Sayangnya, banyak pihak yang menghalangi niatan Kartini dengan banyak alasan. Menteri Pendidikan Hindia Belanda, Jacques Abendanon, misalnya, membujuk Kartini bersekolah di Batavia saja agar bisa menjadi guru untuk sekolah yang rencananya dibuka di Jepara. Kartini akhirnya menyetujui rencana ini dan mengajukan proposal beasiswa bersama adiknya, Roekmini, pada April 1903.
Abendanon berhasil meloloskan proposal itu pada Juni 1903 seturut restu orang tua Kartini. Namun, saat persetujuan kolonial keluar, datang secara tiba-tiba rencana pernikahan Kartini dengan Bupati Jepara Raden Mas Ario Djojo Adiningrat. Penyusun "Kartini: The Complete Writings 1898- 1904", Joost Cote, menilai, pernikahan itu kemungkinan adalah upaya kolaboratif antara pihak kolonial dan keluarga besar untuk menahan keinginan Kartini. Paman Kartini yang menjabat bupati Demak, RMAA Hadiningrat, memang kerap melobi pihak kolonial untuk menyangkal keinginan Kartini menempuh pendidikan lebih lanjut.

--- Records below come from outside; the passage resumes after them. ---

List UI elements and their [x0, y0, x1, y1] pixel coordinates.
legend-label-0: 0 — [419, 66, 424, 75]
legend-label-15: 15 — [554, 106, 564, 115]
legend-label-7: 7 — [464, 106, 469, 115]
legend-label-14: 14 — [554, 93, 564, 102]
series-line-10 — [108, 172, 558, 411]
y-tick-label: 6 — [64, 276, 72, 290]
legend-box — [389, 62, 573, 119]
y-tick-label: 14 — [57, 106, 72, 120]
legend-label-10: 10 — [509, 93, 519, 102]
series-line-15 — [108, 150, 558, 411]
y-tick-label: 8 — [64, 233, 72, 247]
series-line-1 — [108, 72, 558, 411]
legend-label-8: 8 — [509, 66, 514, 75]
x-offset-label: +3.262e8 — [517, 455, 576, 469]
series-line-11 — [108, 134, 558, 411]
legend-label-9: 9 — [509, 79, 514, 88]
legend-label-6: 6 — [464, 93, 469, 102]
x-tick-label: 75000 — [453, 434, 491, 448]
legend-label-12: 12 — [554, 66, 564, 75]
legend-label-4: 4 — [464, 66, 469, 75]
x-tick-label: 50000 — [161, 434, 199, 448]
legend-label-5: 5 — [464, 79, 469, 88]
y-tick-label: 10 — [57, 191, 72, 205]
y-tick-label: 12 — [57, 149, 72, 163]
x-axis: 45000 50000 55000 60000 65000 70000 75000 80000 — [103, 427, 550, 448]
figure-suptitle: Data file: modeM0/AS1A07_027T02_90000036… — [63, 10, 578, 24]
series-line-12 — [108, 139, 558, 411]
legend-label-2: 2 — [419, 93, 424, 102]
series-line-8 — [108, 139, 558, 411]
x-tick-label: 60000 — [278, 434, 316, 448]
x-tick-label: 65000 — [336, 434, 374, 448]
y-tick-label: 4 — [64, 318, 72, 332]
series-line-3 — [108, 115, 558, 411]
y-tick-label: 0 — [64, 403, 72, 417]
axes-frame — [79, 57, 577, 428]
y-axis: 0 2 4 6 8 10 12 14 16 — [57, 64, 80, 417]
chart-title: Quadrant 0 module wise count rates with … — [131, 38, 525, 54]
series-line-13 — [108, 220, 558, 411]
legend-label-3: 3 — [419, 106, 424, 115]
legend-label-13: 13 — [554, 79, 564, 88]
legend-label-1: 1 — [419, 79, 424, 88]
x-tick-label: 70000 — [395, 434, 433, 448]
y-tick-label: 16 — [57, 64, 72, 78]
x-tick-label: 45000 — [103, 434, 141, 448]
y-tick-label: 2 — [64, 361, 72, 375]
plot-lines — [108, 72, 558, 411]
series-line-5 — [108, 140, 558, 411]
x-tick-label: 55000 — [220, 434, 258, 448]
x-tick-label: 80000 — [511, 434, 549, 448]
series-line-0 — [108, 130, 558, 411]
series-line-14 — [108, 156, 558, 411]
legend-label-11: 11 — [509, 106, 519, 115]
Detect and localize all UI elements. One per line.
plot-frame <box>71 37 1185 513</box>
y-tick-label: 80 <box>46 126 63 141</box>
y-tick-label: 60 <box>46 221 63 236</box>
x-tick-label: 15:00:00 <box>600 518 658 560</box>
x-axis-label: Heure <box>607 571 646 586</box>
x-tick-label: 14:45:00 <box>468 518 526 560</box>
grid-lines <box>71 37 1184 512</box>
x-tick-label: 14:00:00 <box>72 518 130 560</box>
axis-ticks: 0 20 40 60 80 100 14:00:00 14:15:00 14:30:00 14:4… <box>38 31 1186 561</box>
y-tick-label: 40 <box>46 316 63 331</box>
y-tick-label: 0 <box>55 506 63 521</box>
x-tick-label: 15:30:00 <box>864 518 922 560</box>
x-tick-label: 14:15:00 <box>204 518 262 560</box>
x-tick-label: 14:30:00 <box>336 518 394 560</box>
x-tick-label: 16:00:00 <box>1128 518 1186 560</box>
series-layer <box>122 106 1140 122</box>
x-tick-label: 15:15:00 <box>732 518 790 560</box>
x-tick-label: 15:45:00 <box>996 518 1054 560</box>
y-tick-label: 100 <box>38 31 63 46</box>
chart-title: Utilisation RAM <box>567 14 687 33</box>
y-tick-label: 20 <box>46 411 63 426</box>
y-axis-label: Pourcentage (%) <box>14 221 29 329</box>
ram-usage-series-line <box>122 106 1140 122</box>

Namun, dari nelangsa yang ia ceritakan dengan detail dalam suratnya itu, muncul hikmah lain. Kepada Rosa Abendanon, pada surat tertanggal 24 Juli 1903, Kartini menceritakan seorang muda bernama Salim. Tak jelas betul bagaimana Kartini mengetahui perihal pemuda tersebut. Namun, menurut Kartini, pemuda itu adalah seorang Sumatra asal Riau yang baru saja lulus dengan nilai terbaik di HBS tempatnya menimba ilmu.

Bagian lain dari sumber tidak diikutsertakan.